The French BITD includes 8 large firms and 4,000 small and medium-size firms and is worth 28.5 billion euros in terms of turnover, 80% of which is dual-use. According to experts, in case of 1914-like mobilization scenario, these 80% would be tapped into for a surge.

Of course, there is still a long way to go given France’s import dependencies and the current long cycles of production (3 years to build a missile). Hence, the need for a thorough supply chain analysis, which the Covid crisis has rendered even more relevant.

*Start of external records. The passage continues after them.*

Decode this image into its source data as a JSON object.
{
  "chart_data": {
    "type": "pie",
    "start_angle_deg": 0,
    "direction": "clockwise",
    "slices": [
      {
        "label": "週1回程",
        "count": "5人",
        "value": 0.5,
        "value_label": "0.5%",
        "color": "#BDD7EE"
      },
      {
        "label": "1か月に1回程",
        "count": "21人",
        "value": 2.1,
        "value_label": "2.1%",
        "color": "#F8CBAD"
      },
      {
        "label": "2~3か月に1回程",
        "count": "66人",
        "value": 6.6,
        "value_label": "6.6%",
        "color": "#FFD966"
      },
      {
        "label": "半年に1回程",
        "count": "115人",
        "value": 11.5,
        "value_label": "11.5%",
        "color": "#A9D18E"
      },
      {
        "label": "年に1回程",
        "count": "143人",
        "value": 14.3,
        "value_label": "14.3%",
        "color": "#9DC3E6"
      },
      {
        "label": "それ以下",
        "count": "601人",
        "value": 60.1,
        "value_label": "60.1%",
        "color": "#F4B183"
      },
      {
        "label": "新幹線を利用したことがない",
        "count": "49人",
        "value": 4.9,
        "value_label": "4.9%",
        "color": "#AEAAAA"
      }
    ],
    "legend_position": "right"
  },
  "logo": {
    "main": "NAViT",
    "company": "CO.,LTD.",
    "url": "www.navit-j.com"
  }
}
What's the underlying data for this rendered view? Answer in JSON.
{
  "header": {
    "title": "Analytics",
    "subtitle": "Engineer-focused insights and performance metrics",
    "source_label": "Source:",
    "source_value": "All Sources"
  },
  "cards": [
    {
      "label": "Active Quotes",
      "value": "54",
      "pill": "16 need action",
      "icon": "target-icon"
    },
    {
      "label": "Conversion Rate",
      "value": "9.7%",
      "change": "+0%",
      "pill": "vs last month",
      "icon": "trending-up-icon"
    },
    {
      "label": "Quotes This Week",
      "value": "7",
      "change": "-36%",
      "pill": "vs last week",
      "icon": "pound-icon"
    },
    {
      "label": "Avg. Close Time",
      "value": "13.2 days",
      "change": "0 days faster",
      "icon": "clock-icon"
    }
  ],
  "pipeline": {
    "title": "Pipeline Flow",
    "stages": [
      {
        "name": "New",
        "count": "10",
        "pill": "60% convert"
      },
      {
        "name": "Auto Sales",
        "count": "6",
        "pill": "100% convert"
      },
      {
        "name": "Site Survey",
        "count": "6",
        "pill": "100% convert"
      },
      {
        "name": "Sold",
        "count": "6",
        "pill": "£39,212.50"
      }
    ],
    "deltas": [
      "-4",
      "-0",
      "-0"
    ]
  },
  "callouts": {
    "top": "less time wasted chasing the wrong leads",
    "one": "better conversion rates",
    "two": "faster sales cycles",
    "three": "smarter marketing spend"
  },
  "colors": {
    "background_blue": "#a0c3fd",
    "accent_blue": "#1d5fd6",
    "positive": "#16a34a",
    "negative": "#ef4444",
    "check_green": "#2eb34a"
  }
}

The latter has however been relatively good news as far as the responsiveness of defense industries and military overall resilience have been concerned. According to Gen. Mestre, director for industrial affairs at DGA, the French procurement agency (DGA stands for ‘Direction générale de l’armement’), “if the Covid crisis led to a 20% drop in French GDP, negotiations with the industrials have allowed to limit the perturbations for the armed forces to a period of only two weeks.”

“Winning the war before the war” not only means preparing to deter and to be ready on D-Day, it also means being able to deal with the new large variety and mix of symmetric and asymmetric threats. If France has always tried to invest in the “full spectrum” of capabilities and be present in multiple theaters from Europe and Africa, to the Middle-East and the Indo-Pacific region, the emerging threats are increasingly hybrid, as the latest Belarus-Polish stalemate illustrates.

New skillsets, whether in the cyber, space or information fields, are being pursued in order to deal with the blurry concept of thresholds – the infamous “grey zone” and having the ability to de-escalate from contest back to competition is considered the key to prevent high intensity wars to occur.

The French chief of the armed forces describes this paradigm shift as a transition from the former triad of “peace-crisis-war” to “competition-dispute-showdown.”

For him, one of the best ways to remain or regain operational superiority over  the enemy is to train with allies in high intensity scenario-based exercises, such as Orion 2023, a major joint exercise planned in Champagne -Ardenne with U.S., Belgian and perhaps as well British armed forces.

A version of this article first appeared on Breaking Defense December 16, 2021.